No additional Graphics Card so far ( which I intend to buy shortly)
Windows 10 Home 64 bit.

Intermittently ( 3 times so far), I am facing the issue where during a start up the PC is POSTed into Safe Mode with the following message " The System has POSTed in safe mode. This may be due to the previous POST attempt failing due to System instability, or if the Power Button was held in to force the system off. If the system failed to POST after you made changes to UEFI settings, you may wish to revert to stable settings to prevent POST failure. Press F1 to run SETUP".
So each time I have seen this error I just press F1 to enter UEFI setup and simply Exit and the Computer boots up normally.
This error has not specifically occurred after I have done any specific changes to UEFI.
Observation ( only one so far):
I have set the XMP to be enabled and each time this error has come, I see the RAM has gone to 2300 MHz ( which I believe is the Fail Safe setting) and after I have entered the UEFI and just exited ( with out doing any further change), RAM resumes to 2400 MHz.

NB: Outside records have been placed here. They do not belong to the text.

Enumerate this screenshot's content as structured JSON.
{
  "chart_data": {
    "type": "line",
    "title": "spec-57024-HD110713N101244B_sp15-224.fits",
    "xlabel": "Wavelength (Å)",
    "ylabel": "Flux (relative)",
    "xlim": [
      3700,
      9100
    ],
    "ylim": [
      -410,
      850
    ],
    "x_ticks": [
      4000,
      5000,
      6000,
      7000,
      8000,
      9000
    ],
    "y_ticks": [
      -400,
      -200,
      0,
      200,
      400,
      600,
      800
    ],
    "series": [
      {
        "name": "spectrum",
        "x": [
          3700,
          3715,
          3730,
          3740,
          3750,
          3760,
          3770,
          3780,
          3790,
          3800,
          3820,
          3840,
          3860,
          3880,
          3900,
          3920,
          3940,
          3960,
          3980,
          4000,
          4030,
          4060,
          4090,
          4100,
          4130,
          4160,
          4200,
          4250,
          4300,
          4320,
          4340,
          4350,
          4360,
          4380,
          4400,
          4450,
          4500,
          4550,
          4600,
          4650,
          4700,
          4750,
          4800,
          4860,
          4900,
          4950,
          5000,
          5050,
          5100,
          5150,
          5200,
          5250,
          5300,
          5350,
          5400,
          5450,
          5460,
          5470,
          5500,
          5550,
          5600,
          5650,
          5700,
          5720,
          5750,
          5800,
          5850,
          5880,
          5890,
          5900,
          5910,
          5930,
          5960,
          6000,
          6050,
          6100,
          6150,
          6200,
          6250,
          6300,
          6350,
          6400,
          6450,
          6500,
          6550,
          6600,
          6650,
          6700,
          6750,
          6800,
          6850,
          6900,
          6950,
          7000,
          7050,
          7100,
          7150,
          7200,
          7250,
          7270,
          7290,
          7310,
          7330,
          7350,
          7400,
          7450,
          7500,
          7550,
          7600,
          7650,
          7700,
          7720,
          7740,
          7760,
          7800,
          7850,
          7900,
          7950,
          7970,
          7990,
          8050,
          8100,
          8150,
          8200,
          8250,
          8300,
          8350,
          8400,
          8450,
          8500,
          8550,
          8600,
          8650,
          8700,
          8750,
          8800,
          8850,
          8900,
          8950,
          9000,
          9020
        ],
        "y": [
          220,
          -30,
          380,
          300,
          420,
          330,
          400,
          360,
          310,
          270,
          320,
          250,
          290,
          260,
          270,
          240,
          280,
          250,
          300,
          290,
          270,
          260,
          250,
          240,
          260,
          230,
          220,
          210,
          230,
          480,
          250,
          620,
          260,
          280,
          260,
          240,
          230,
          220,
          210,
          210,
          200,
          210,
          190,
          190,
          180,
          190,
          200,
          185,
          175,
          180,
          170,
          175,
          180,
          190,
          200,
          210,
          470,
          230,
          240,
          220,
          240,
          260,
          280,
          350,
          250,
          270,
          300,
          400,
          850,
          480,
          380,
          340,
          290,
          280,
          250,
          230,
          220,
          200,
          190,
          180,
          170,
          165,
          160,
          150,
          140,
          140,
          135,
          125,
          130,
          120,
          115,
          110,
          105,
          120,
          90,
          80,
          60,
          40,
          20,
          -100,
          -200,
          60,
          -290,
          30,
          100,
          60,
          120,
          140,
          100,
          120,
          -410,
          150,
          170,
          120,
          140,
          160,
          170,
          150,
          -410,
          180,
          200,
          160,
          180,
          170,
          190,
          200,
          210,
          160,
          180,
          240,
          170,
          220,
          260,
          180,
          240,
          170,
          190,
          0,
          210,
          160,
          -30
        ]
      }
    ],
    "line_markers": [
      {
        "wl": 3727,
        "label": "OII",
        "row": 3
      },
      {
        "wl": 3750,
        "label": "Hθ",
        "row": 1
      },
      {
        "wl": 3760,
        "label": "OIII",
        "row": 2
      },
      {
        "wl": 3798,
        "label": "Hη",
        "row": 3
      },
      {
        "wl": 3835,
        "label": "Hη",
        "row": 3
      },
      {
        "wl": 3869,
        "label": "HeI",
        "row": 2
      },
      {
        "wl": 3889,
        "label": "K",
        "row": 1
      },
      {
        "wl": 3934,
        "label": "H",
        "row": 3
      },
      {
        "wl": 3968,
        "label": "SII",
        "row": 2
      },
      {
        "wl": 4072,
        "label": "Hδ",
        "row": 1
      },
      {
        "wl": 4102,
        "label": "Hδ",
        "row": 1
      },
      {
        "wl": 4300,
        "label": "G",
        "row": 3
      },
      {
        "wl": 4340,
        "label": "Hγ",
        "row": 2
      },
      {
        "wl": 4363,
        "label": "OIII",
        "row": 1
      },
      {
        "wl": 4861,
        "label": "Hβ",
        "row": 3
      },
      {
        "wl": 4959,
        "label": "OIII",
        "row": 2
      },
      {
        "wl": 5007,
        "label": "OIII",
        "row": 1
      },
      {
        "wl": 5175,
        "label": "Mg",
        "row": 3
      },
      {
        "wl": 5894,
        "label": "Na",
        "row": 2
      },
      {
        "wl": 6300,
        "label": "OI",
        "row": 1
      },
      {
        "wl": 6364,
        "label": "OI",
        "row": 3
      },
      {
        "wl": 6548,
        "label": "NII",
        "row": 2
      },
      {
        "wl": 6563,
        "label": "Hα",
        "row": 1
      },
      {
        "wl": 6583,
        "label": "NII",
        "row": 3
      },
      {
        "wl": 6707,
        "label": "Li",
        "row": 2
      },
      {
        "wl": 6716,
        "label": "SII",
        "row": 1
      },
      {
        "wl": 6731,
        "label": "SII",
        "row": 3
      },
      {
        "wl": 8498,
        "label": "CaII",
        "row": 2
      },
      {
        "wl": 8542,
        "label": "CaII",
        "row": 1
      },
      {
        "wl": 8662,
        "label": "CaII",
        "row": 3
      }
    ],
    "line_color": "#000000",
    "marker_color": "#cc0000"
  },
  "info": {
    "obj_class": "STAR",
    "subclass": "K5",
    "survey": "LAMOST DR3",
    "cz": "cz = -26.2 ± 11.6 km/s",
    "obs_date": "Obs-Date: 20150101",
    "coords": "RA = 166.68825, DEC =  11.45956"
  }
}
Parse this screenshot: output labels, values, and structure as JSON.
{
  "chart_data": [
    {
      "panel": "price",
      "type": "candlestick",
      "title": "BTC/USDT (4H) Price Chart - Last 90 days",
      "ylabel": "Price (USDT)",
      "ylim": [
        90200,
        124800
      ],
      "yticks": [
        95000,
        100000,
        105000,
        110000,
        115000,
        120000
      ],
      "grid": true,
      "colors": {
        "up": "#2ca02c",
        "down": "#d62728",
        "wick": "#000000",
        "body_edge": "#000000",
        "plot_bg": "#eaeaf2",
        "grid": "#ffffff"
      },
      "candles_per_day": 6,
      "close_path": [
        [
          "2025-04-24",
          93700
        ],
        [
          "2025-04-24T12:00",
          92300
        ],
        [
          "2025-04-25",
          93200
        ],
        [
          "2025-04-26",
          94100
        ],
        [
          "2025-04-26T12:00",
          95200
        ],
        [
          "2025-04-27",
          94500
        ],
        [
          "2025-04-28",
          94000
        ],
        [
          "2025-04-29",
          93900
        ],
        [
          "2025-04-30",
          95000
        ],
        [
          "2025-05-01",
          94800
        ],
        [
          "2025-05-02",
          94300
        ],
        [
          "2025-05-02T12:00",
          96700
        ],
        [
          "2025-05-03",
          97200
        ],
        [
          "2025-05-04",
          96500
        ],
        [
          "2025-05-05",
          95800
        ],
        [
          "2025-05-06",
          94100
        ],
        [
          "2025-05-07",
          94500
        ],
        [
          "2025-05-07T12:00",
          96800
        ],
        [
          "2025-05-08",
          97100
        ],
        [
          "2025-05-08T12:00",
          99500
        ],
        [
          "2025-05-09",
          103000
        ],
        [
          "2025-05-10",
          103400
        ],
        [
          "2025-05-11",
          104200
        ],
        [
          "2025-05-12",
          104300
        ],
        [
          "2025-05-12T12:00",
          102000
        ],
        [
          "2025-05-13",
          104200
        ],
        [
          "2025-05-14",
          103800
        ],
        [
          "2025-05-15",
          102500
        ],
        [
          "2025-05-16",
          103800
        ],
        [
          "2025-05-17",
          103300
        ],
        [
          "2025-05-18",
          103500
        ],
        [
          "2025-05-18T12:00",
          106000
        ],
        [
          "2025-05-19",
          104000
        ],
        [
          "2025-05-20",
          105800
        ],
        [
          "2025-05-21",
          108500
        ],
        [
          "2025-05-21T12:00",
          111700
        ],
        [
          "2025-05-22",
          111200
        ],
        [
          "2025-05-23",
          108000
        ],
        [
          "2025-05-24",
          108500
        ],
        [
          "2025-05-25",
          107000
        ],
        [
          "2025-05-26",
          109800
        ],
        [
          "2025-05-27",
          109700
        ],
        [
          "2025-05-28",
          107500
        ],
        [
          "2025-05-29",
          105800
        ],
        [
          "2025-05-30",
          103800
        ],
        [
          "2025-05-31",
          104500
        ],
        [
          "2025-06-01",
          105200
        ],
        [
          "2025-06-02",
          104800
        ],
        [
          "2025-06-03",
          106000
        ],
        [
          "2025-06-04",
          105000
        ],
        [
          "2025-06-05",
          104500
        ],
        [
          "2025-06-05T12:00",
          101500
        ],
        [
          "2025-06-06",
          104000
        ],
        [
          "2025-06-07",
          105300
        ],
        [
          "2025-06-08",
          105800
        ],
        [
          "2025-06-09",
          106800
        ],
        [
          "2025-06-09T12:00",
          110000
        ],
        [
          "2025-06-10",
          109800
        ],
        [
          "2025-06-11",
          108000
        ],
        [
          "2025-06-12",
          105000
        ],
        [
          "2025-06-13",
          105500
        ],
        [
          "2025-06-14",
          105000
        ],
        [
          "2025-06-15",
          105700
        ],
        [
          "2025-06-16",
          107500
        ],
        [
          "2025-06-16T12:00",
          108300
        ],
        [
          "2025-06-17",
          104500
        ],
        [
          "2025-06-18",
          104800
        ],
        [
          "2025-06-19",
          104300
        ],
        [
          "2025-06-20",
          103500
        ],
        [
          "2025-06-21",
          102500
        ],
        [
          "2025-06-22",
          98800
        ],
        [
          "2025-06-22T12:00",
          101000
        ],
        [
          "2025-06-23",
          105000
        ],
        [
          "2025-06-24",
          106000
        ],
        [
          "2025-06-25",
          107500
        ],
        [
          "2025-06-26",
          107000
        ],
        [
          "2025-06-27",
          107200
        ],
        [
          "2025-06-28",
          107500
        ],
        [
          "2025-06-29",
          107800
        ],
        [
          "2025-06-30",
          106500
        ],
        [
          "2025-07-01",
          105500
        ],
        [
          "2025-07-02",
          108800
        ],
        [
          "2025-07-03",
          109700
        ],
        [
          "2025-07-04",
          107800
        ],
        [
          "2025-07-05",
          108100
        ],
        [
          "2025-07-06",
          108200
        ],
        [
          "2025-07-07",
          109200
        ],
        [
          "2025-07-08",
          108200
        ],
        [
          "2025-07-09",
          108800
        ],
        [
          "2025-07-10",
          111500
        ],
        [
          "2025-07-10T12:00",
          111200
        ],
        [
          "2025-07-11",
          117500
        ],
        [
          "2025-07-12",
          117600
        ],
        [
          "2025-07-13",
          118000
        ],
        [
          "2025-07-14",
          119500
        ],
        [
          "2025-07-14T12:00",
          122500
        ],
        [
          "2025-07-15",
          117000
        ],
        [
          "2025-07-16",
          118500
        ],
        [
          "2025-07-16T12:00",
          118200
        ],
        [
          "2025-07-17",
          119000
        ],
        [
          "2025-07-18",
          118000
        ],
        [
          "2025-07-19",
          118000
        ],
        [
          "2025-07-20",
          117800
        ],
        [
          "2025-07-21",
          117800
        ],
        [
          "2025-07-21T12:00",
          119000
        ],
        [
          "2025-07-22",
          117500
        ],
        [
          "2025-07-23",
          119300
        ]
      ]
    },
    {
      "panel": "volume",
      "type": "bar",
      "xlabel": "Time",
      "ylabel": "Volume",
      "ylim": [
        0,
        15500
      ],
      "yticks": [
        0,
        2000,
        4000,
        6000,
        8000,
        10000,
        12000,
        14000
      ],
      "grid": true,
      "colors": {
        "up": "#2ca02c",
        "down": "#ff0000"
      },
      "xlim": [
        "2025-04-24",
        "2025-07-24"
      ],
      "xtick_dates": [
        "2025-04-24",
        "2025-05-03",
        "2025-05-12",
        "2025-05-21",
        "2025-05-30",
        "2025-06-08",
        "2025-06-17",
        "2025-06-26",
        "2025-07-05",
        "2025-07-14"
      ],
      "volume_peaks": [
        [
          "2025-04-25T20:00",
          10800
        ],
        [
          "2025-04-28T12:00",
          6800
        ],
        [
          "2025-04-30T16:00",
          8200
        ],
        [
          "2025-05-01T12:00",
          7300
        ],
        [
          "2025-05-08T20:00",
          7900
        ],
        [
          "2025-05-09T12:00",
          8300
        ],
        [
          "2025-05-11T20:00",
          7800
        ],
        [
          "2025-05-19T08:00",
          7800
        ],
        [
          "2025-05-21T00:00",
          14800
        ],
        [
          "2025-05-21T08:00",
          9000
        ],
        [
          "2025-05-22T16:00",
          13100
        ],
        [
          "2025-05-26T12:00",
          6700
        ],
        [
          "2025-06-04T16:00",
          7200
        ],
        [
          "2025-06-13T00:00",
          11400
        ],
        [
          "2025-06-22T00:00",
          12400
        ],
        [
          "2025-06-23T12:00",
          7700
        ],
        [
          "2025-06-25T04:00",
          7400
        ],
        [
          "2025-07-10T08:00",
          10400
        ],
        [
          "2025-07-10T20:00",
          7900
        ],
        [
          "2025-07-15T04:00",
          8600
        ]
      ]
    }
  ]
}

The PC otherwise is running fine with out any other issue.
Any suggestions and advice on how to debug this error is appreciable.
 
Solution


Yes, this is exactly what you should do as first step. If that does not solve problem, I would try another PSU as next move.
It could be a problem with RAM (might need upping voltage a bit to run stable at 2400 - however if that was the case you most likely suffer some other symptoms)
Could be a motherboard issue.
Could be also PSU problem with voltages at cold start.
However since it happens so rarely (once per week?), debugging the issue is rather out of question.
 
Thanks. I do agree it's tough to de-bug as this issue can not be reproduced easily. For the time being I have decided to run the BIOS with de-fault settings ( Particularly with XMP disabled) and observe further. Any other suggestions is welcome.
 


Yes, this is exactly what you should do as first step. If that does not solve problem, I would try another PSU as next move.